I hold my breath, my chest tightening with every passing second. My feet won’t move, frozen to the spot. I want to scream, but my throat feels like it’s full of glass.

It’s him. It has to be him.

I push the thought away, but it lingers, gnawing at the edges of my sanity. What if it’s not? What if this is real? What if I’m losing my mind?

Then—footsteps.

Heavy, deliberate steps.

A slow, measured pace from the hallway.

I look up, my pulse quickening again, and that’s when I see it.

A figure standing at the end of the hallway.

It’s tall—too tall. Dark, like a shadow that doesn’t belong, just watching me.

My breath catches in my throat, my heart hammering against my ribs. The air is suffocating, thick with dread, and I can’t tear my eyes away from the figure. The shadow.

It doesn’t move. Not yet.

The silence is suffocating, but all I can hear is the sound of my own breathing, fast and shallow, as if my lungs won’t cooperate.

Don’t move.

I want to run, but I can’t. My body refuses to listen. My mind is screaming at me to do something—anything—but I can’t force myself to make a sound.

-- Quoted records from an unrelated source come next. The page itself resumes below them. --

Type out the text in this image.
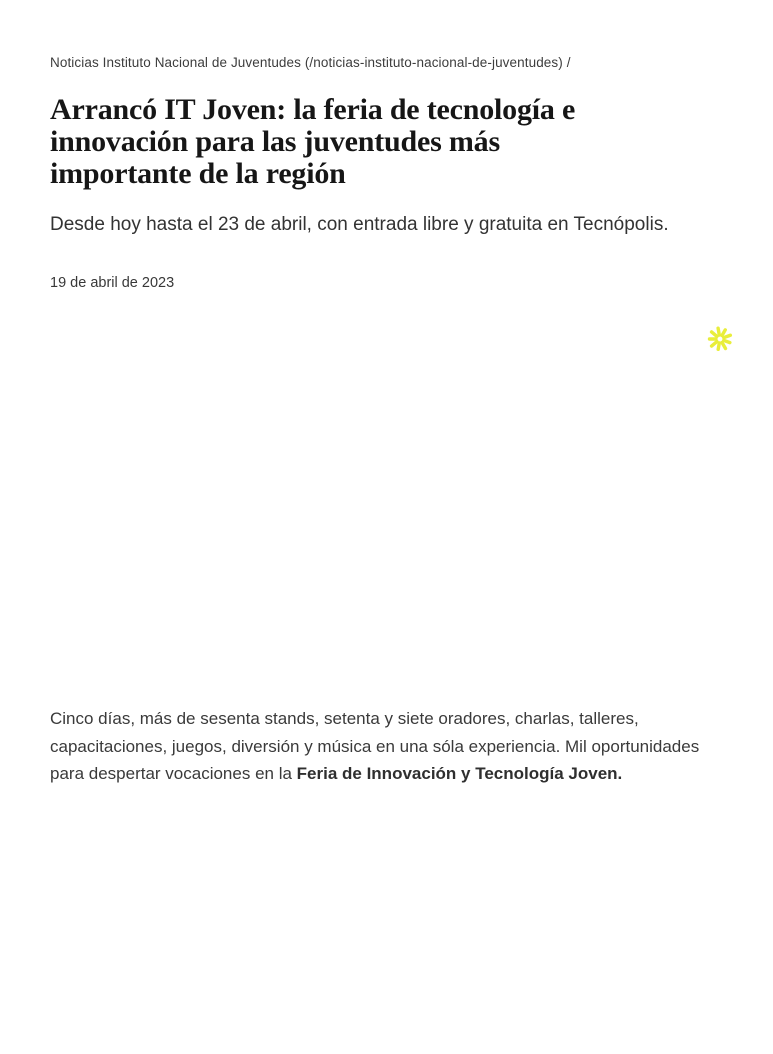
Noticias Instituto Nacional de Juventudes (/noticias-instituto-nacional-de-juventudes) /
Arrancó IT Joven: la feria de tecnología e
innovación para las juventudes más
importante de la región

Desde hoy hasta el 23 de abril, con entrada libre y gratuita en Tecnópolis.

19 de abril de 2023

Cinco días, más de sesenta stands, setenta y siete oradores, charlas, talleres, capacitaciones, juegos, diversión y música en una sóla experiencia. Mil oportunidades para despertar vocaciones en la Feria de Innovación y Tecnología Joven.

The figure shifts, just slightly.

I gasp, my body shaking as I stumble backward. My heart is a drumbeat in my chest, too loud, too fast.

I want to scream, but no sound escapes my lips. The figure steps forward—just one step. That’s all it takes.

I can’t tell if it’s Ashton. If it’s someone else. The terror clouds my vision, and all I can do is watch as it moves closer and closer.